E vedi tra i marinai il poltrone, l’ignorante, il codardo avere due e tre porzioni, il forte marangone poi, che sale spedito su l’antenna, che sa bene l’arte, è messo a vuotar la sentina. Lo stesso è tra passeggieri: un servo frustato sta nel primo posto, presso al piloto, sdraiato, servito; un bardassa, un parricida, un sacrilego è preferito e sulla coverta: molti uomini onesti stivati in sentina, e calpestati da chi è da meno di loro. Ripensa un po’ come navigarono Socrate, Aristide e Focione, che non ebbero neppure il necessario per mangiare, nè potettero stendere i piedi sul nudo tavolato nella sentina: e poi Callia, Mida e Sardanapalo gavazzavano in tutti i beni, e sputavano chi avevano sotto. Questo c’è nella tua nave, o sapientissimo Timocle: e però fa mille naufragi.
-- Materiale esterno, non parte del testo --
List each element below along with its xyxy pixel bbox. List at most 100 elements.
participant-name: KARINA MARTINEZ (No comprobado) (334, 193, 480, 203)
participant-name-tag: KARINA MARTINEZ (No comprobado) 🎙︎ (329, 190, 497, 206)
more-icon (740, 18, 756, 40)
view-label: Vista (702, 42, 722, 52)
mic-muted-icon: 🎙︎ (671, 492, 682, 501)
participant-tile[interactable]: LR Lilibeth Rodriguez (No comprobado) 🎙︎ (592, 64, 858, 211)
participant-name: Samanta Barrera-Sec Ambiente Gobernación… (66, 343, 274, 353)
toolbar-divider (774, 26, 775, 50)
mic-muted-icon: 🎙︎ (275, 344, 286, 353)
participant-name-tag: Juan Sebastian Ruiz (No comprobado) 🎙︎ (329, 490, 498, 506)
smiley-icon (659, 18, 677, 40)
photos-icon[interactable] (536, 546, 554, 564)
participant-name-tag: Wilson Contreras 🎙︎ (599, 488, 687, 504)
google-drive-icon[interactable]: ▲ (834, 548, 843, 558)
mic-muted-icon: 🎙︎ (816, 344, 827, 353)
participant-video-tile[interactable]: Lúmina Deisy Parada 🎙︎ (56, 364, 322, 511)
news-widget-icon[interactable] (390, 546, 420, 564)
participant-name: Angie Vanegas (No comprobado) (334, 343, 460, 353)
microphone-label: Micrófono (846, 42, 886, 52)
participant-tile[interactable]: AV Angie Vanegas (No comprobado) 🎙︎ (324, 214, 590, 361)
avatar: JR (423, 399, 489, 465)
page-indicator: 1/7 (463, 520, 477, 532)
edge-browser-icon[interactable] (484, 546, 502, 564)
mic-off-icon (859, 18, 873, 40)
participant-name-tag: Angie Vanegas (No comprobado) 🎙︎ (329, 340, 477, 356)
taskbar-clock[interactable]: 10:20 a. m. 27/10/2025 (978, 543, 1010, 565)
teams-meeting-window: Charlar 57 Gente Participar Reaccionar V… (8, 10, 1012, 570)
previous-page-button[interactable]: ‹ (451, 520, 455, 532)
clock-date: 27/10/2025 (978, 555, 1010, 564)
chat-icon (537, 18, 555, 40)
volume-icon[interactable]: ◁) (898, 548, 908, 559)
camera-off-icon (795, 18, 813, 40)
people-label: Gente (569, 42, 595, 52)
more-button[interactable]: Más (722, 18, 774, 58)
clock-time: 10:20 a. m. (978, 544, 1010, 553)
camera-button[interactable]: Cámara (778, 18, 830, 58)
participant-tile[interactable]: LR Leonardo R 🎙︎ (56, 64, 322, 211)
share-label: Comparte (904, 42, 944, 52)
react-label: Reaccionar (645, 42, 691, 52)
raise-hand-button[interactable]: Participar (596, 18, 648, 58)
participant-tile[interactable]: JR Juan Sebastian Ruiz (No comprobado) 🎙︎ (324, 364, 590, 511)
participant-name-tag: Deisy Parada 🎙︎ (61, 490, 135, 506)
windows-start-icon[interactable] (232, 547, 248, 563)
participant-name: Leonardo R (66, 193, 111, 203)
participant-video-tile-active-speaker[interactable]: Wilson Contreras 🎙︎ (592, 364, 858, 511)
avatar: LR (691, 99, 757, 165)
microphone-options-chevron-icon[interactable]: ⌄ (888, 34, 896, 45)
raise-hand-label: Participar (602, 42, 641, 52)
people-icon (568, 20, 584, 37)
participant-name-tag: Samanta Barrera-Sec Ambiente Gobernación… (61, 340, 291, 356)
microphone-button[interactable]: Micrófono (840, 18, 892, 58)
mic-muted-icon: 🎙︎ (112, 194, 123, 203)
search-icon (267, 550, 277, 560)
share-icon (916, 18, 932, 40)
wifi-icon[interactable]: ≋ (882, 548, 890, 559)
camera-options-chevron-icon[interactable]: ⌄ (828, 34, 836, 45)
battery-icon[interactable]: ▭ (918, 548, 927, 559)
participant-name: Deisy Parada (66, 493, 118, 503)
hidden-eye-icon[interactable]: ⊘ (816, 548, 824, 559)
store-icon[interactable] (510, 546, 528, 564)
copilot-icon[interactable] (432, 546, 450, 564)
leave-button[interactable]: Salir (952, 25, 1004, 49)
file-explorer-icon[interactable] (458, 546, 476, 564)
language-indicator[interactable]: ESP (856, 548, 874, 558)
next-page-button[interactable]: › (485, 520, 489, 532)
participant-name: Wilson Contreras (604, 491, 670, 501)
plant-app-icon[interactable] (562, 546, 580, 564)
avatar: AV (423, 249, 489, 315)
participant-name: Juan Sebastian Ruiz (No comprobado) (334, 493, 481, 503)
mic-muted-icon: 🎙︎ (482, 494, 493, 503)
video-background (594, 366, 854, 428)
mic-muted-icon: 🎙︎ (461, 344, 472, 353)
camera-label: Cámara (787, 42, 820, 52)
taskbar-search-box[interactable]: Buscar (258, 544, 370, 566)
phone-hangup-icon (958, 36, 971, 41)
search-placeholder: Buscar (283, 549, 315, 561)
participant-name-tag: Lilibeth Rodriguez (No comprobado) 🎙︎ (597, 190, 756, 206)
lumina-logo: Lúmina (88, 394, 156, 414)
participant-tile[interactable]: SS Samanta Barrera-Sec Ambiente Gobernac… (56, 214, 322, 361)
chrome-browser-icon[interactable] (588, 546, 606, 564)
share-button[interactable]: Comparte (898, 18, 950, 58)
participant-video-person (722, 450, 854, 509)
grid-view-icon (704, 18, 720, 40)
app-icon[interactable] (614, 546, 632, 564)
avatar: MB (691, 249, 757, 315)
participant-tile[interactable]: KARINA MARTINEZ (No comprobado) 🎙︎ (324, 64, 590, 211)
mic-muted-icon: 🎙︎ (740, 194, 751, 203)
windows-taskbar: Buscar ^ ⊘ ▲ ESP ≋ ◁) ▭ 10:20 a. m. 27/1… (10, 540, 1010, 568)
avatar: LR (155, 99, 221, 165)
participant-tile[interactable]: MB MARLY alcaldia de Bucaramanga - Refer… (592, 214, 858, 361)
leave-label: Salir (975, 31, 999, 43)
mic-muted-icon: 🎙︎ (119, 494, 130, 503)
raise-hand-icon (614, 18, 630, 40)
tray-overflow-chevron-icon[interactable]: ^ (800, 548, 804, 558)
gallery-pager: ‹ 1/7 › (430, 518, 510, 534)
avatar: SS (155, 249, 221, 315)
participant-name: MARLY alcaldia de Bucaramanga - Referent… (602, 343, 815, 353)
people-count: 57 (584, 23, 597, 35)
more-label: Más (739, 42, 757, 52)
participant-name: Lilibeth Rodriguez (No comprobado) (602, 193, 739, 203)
Se ci fosse un pilota che vedesse e regolasse ogni cosa, primamente non ignorerebbe chi è buono e chi è cattivo tra quelli che navigano; dipoi a ciascuno darebbe l’ufficio che gli conviene; il miglior posto ai migliori su, ai peggiori giù: sceglierebbe tra i buoni i suoi commensali e consiglieri; il marinaio avvolontato metterlo a guardia di prora, o farlo nostromo, o dargli altro ufficio; il trascurato e scansafatiche conciarlo ben bene con uno staffile cinque volte il dì. Onde questo tuo paragone della nave, o valente uomo, c’è pericolo che sia rovesciato, per avere avuto un cattivo pilota.
Momo. Damide ha buon vento, e va a piene vele verso la vittoria.
Giove. Hai ragione, o Momo. Timocle non trova un argomento che vaglia, ne sciorina di fritti e rifritti ogni giorno, e che si confutano facilmente.